One thing I have not done so far is to perform Singular Value Decomposition (SVD). It is defined for any matrix $\bf A$, to find $\bf U,V,\Sigma$ so that :

$${\bf A = U\Sigma V}^*$$ where $\bf U,V$ are orthonormal and $\bf \Sigma$ is diagonal with exclusively non-negative real entries and ${\bf M}^*$ means conjugate transpose of $\bf M$.

How could this be achieved? Not only answers describing how but also references to works, articles, even blogs will be accepted.

Best Answer

Let me sketch the outline of a method, using the same technique I've addressed in another answer here. The key observation is that an SVD of $A$ can readily obtained from an eigenvalue computation of the related matrix

$$ B = \begin{bmatrix} 0 & A \\ A^* & 0 \end{bmatrix}. $$

In fact the nonzero eigenvalues of $B$ are precisely $\pm$ the nonzero singular values of $A$ with eigenvectors

$$ B \begin{bmatrix} u \\ \pm v\end{bmatrix} = \pm \sigma \begin{bmatrix} u \\ \pm v\end{bmatrix} $$

where $u$ and $v$ are right and left singular vectors of $A$! One can thus adapt any Krylov subspace method for the symmetric eigenvalue problem (e.g. Lanczos) to compute an SVD by applying this method to $B$ and recovering from it a (full or partial) SVD of $A$.

In fact, you don't even have to write the matrix $B$ down. All a Kyrlov subspace method for a symmetric eigenvalue problem requires is the ability to compute products of the form $x \mapsto Bx$. But this can be done by using subroutines to multiply by $A$ and $A^*$ by using the fact that

$$ B\begin{bmatrix} y \\ z \end{bmatrix} = \begin{bmatrix} Az \\ A^*y \end{bmatrix}. $$

Note that multiplying by $A^*$ is absolutely essential.

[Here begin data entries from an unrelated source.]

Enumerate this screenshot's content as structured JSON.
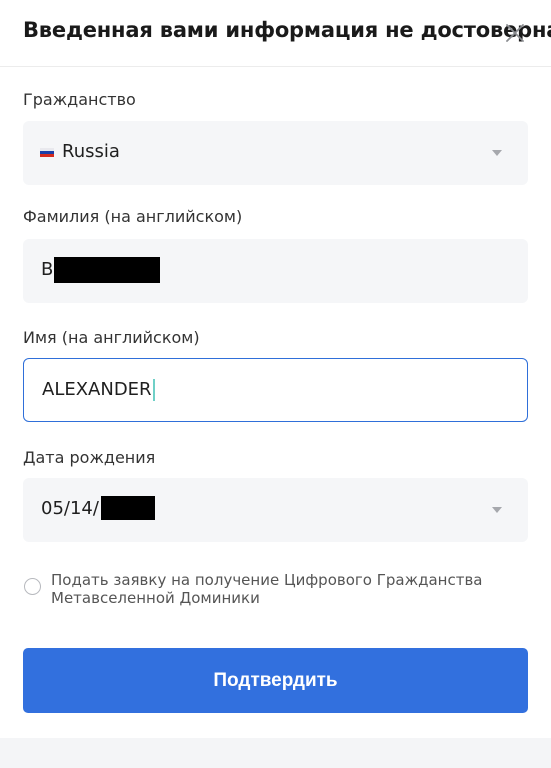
{
  "dialog": {
    "title": "Введенная вами информация не достоверна",
    "close_icon": "close-icon"
  },
  "form": {
    "citizenship": {
      "label": "Гражданство",
      "value": "Russia",
      "flag_icon": "russia-flag-icon",
      "flag_colors": [
        "#ffffff",
        "#1c3fa8",
        "#d52b1e"
      ]
    },
    "last_name": {
      "label": "Фамилия (на английском)",
      "value": "B"
    },
    "first_name": {
      "label": "Имя (на английском)",
      "value": "ALEXANDER"
    },
    "birth_date": {
      "label": "Дата рождения",
      "value": "05/14/"
    }
  },
  "consent": {
    "label": "Подать заявку на получение Цифрового Гражданства Метавселенной Доминики",
    "checked": false
  },
  "submit": {
    "label": "Подтвердить"
  },
  "colors": {
    "accent": "#3270de",
    "field_bg": "#f5f6f8",
    "active_border": "#2f6fd9",
    "caret": "#6fd0c7"
  }
}
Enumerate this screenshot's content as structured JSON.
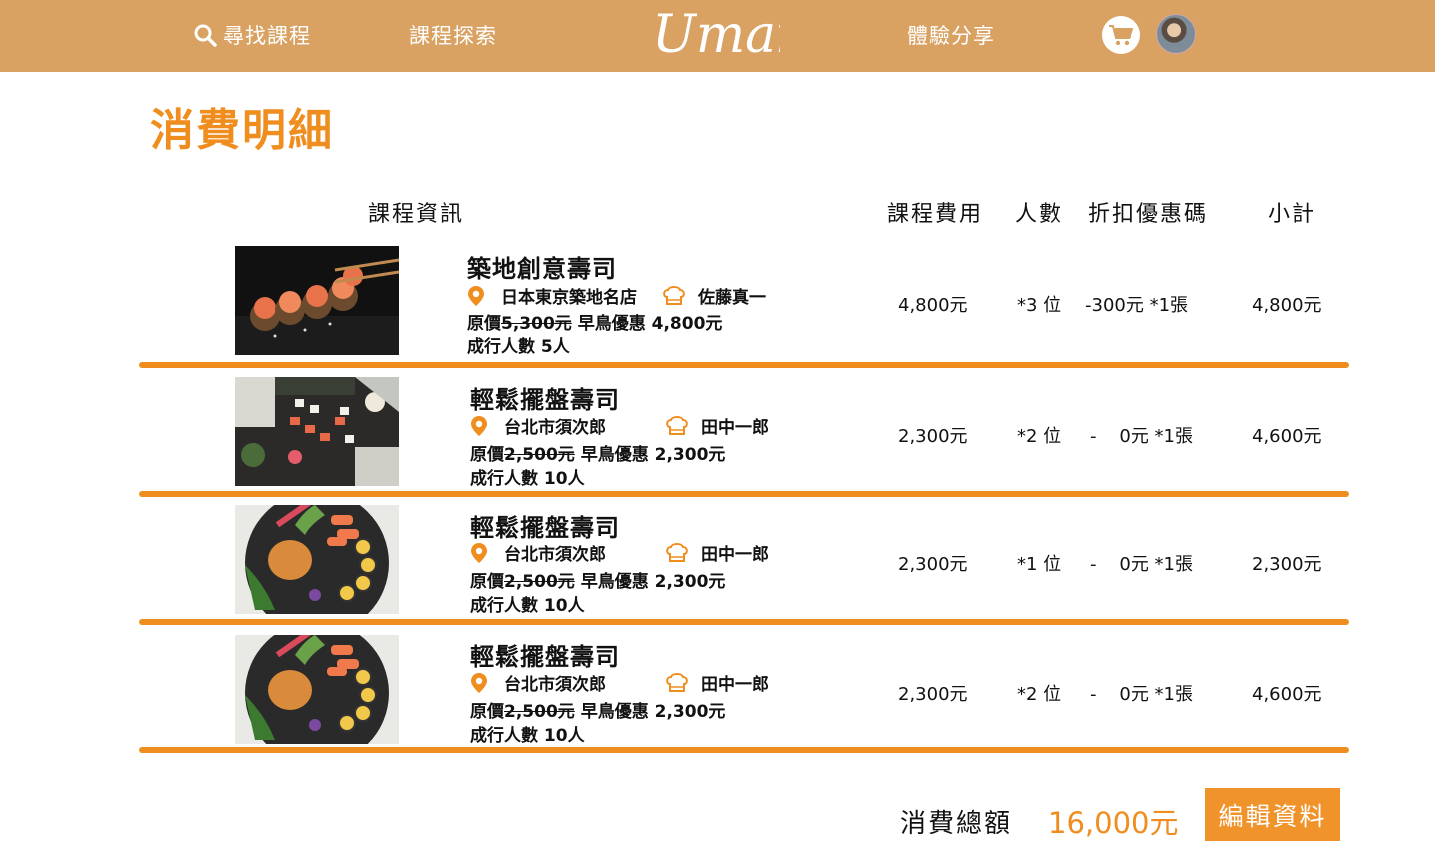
{
  "header": {
    "search_label": "尋找課程",
    "explore_label": "課程探索",
    "logo_text": "Umai",
    "share_label": "體驗分享",
    "brand_color": "#d9a263"
  },
  "page_title": "消費明細",
  "columns": {
    "info": "課程資訊",
    "fee": "課程費用",
    "people": "人數",
    "coupon": "折扣優惠碼",
    "subtotal": "小計"
  },
  "rows": [
    {
      "name": "築地創意壽司",
      "location": "日本東京築地名店",
      "chef": "佐藤真一",
      "price_prefix": "原價",
      "original_price": "5,300元",
      "early_bird": "早鳥優惠 4,800元",
      "min_people": "成行人數 5人",
      "fee": "4,800元",
      "people": "*3  位",
      "coupon": "-300元 *1張",
      "subtotal": "4,800元",
      "image": "sushi-rolls-chopsticks"
    },
    {
      "name": "輕鬆擺盤壽司",
      "location": "台北市須次郎",
      "chef": "田中一郎",
      "price_prefix": "原價",
      "original_price": "2,500元",
      "early_bird": "早鳥優惠 2,300元",
      "min_people": "成行人數 10人",
      "fee": "2,300元",
      "people": "*2  位",
      "coupon": "-    0元 *1張",
      "subtotal": "4,600元",
      "image": "sushi-platter-table"
    },
    {
      "name": "輕鬆擺盤壽司",
      "location": "台北市須次郎",
      "chef": "田中一郎",
      "price_prefix": "原價",
      "original_price": "2,500元",
      "early_bird": "早鳥優惠 2,300元",
      "min_people": "成行人數 10人",
      "fee": "2,300元",
      "people": "*1  位",
      "coupon": "-    0元 *1張",
      "subtotal": "2,300元",
      "image": "sushi-plate-salmon"
    },
    {
      "name": "輕鬆擺盤壽司",
      "location": "台北市須次郎",
      "chef": "田中一郎",
      "price_prefix": "原價",
      "original_price": "2,500元",
      "early_bird": "早鳥優惠 2,300元",
      "min_people": "成行人數 10人",
      "fee": "2,300元",
      "people": "*2  位",
      "coupon": "-    0元 *1張",
      "subtotal": "4,600元",
      "image": "sushi-plate-salmon"
    }
  ],
  "footer": {
    "total_label": "消費總額",
    "total_value": "16,000元",
    "edit_label": "編輯資料"
  },
  "accent_color": "#ef8e1f"
}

Any reasonable Krylov subspace method for the SVD must utilize both multiplications with $A$ and $A^*$. To see why, consider the simple case when $A = uv^*$ for vectors $u$ and $v$.Then it is very difficult to determine $v$ in $A=uv^*$ by only multiplications with $A$. This is because, once you've figured out $u$, each product $Ax = (v^*x)u$ with only tells you $v^*x$. To completely determine $v$ from inner products with other vectors $x$, you'll need many many inner products (as many as the size of $v$).

Alternately, you could use Krylov subspace methods on $A^*A = V\Sigma^2 V^*$ and $AA^* = U\Sigma^2 U^*$. This has the disadvantage of needing to compute two matvecs every iteration and needing to solve two separate problems, one for $U$ and one for $V$, but the problem does become positive semidefinite, which may be useful.